I have asked the Microsoft Team for help on this one, and they are currently searching their records for the corresponding helpsheet. They should be here very soon to help fix the problem - which is apparently with Install Shield and not the game itself.


----------



## frisky84 (Dec 24, 2006)

Thanks! I really hope you can help me on this matter. Can't wait to play the game


----------



## Zazula (Apr 27, 2006)

*Basic-to-Advanced Troubleshooting for InstallShield issues*

The following procedure requires you to be logged on as an Administrator:

*A. Detect and End Previously Running Installation Processes*
1. Press Ctrl + Alt + Del and select Task Manager. 
2. Go to the Processes tab. 
3. Check the running processes for any or some of these names: 

setup.exe 
isetup.exe 
ikernel.exe 
msiexec.exe 
idriver.exe 
IsUninst.exe 
IsUn16.exe 
Uninst.exe 
Uninst16.exe
4. Select any of the above processes that are found running on the system.
5. Select End Process

*B. Install ikernel anew*
1. Launch Windows Explorer and browse to C:\Program Files\Common Files\InstallShield\engine.
2. Right-click the engine directory and select Delete. 
3. Download iKernel engine update and save it to your Desktop. 
4. Double-click ikernelupdate.exe to install it.

*C. Configure the DCOM Settings on Your Computer*
1. Select Start > Run.
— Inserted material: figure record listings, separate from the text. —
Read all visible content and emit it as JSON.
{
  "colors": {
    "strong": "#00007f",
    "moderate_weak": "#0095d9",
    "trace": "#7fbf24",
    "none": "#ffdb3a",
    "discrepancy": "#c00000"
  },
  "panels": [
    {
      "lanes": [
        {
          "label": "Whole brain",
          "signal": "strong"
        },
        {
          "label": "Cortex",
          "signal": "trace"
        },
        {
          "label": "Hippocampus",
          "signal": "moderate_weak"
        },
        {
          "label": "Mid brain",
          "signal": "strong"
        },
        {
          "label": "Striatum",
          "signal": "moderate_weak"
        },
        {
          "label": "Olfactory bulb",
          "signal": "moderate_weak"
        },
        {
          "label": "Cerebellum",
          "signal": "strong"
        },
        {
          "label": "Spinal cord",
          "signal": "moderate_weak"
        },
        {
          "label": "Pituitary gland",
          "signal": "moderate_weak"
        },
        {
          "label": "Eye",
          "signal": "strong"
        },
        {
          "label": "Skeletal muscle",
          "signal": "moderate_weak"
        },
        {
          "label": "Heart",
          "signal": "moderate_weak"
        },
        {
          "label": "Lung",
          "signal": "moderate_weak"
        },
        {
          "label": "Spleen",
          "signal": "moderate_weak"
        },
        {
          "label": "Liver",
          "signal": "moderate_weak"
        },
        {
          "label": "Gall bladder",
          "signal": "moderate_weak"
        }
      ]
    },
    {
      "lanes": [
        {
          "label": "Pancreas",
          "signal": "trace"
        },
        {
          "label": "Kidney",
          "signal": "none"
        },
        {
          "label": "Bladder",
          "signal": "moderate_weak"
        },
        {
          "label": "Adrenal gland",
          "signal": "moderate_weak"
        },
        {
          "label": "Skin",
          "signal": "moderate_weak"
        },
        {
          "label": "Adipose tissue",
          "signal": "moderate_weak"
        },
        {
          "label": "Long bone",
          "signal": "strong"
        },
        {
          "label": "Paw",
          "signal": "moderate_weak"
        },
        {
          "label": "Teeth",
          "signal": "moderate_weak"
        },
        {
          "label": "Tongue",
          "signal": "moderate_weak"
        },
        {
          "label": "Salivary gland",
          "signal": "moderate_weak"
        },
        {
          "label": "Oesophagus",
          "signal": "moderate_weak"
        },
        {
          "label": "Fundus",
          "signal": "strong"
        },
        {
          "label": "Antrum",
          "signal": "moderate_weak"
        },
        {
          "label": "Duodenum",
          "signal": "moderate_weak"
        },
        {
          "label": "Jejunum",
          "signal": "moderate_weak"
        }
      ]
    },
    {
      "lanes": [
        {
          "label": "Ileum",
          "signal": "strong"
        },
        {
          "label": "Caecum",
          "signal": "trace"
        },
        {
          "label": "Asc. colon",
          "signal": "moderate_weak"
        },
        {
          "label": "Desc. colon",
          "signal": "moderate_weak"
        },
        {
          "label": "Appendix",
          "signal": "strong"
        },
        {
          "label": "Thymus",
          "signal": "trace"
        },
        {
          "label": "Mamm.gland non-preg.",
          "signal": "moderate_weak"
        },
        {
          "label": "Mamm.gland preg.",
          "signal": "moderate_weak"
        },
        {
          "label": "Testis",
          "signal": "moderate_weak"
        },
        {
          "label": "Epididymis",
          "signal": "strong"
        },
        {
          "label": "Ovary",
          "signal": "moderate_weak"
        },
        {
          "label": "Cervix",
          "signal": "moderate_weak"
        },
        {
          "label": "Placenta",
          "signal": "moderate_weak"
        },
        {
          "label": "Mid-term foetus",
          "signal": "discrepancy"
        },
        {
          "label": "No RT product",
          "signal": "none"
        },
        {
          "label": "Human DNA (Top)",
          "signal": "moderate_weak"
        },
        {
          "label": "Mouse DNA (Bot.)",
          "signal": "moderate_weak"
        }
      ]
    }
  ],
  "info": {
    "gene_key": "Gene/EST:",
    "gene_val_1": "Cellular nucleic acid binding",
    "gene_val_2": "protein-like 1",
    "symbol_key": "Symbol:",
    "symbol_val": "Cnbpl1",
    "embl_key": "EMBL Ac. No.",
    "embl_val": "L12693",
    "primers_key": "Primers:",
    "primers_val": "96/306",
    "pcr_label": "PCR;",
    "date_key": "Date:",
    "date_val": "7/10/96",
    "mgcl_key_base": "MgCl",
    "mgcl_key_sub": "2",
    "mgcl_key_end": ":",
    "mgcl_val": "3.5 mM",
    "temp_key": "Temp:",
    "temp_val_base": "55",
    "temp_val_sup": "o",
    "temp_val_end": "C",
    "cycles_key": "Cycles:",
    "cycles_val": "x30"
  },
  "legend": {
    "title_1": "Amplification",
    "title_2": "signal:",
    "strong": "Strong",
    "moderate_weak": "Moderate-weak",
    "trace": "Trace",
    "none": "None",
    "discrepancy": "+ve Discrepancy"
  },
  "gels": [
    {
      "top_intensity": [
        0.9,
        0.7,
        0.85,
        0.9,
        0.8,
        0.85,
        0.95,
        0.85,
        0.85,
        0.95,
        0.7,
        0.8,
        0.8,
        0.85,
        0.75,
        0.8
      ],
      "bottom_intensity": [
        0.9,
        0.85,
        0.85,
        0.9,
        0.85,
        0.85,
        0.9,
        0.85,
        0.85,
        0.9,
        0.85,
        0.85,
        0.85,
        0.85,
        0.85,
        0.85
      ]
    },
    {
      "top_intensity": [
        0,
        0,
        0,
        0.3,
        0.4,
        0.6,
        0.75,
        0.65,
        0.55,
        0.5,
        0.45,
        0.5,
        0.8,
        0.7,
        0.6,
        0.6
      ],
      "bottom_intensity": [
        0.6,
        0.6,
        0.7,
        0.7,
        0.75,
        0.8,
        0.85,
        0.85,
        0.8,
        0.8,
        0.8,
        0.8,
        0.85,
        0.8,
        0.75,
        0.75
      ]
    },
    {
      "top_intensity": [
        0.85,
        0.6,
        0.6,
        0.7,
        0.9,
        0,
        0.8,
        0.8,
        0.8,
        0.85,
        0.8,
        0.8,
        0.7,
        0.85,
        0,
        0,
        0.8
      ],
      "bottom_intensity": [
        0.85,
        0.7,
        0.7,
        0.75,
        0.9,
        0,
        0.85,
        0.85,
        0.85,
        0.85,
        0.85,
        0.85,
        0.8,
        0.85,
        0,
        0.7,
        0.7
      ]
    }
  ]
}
Type dcomcnfg. Click No for any warning screens that appear. This launches the Component Services dialog. 
2. Double-click Component Services. 
3. Double-click Computers. My Computer will be listed in the right pane. 
4. Right-click My Computer and select Properties. The My Computer Properties dialog opens. 
5. Select the Default COM Security tab. 
6. In the Access Permissions section, click Edit Default. The Access dialog opens. Make sure you, as the user, or System is listed and the Access Permission check box is selected. 
7. If you or System do not have Allow Access next to your name, select the Access Permission check box. Or create a new profile with the necessary permissions. 

a. Click Add. The Select Users or Groups dialog opens. 
b. In the Select this object type field, make sure that at least Users is entered. If not, click Object Types and select Users. 
c. In the From this location field, make sure your computer name is entered. If it is not, click Locations and select your computer. 
d. In the Enter objects name to select field, type a new object. Click OK. 
e. In the Access dialog, select the new object. 
f. Select the Allow Access check box. 
g. Click OK twice. 

8. Close the Component Services dialog. 
9. Select Start > Run. Type dcomcnfg. Click No for any warning screens that appear. This launches the Component Services dialog. 
10. Double-click Component Services. 
11. Double-click Computers. My Computer will be listed in the right pane. 
12. Right-click My Computer and select Properties. The My Computer Properties dialog opens. 
13. Select the Default Properties tab. 
14. The Default Impersonation Level field must be set to Identify. 
15. Select Apply and click OK.

*D. Clean your Temp Directory*
1. Select Start > Run, type cmd. Click OK. 
2. In the Command Prompt window, type *set*. Press Enter. 
3. Locate in the resulting report an entry TEMP=... and write down the location for TEMP. 
4. Double-click the My Computer icon on your desktop or select Start > Explore. 
5. Navigate to the location of the Temp directory (for example C:\Windows\Temp).
6. Select Edit > Select All. 
7. Select File > Delete. Click Yes or Yes to All in the dialog that appears
(Note: Do not delete the Temp directory itself. Delete only the files and folders in the directory.)

*E. Check for a missing Stdole.tlb file.*
Perform a search and verify that the Stdole.tlb file exists in your system folder.

*F. Update to the Latest InstallShield Installation Engines*
http://consumer.installshield.com/kb.asp?id=Q108322

*G. Update to the latest version of Windows Installer 3.1 Redistributable (v2) - validation required*
http://www.microsoft.com/downloads/details.aspx?FamilyID=889482FC-5F56-4A38-B838-DE776FD4138C&displaylang=en


ADDITIONAL OPTIONS IF ALL OF THE ABOVE FAIL

*I. Modify the System Configurations on Your Windows XP Computer*
Try lauching the failing installation when you have booted with no start-up items in msconfig. If it succeeds, re-enable them at msconfig and reboot.

*II. Perform a System File Check*
At the command prompt, type *sfc /scannow* and press OK (you'll need your Windows installation disc).

*III. Consider fixing or updating your Internet Explorer*
This could repair a missing or corrupted system file that we can't nail otherwise.

*IV. Eliminate the possibility of a Windows Installer issue*
How to resolve Common "Windows Installer" Problems

*V. Use the Installer CleanUp and try again*
Description of the Windows Installer CleanUp Utility


----------



## gamerman0203 (Oct 28, 2005)

Again, I ask....is this a legit copy?


----------



## frisky84 (Dec 24, 2006)

No, it's not a legit copy


----------



## koala (Mar 27, 2005)

Sorry, we can't help with illegal software. Errors caused by pirate copies are more difficult to fix as some of the files may be missing or corrupt.

*http://www.amazon.com/Elder-Scrolls-4-Oblivion-DVD-ROM/dp/B000BC38LA?tag2=gp04-20*

Thread closed.


----------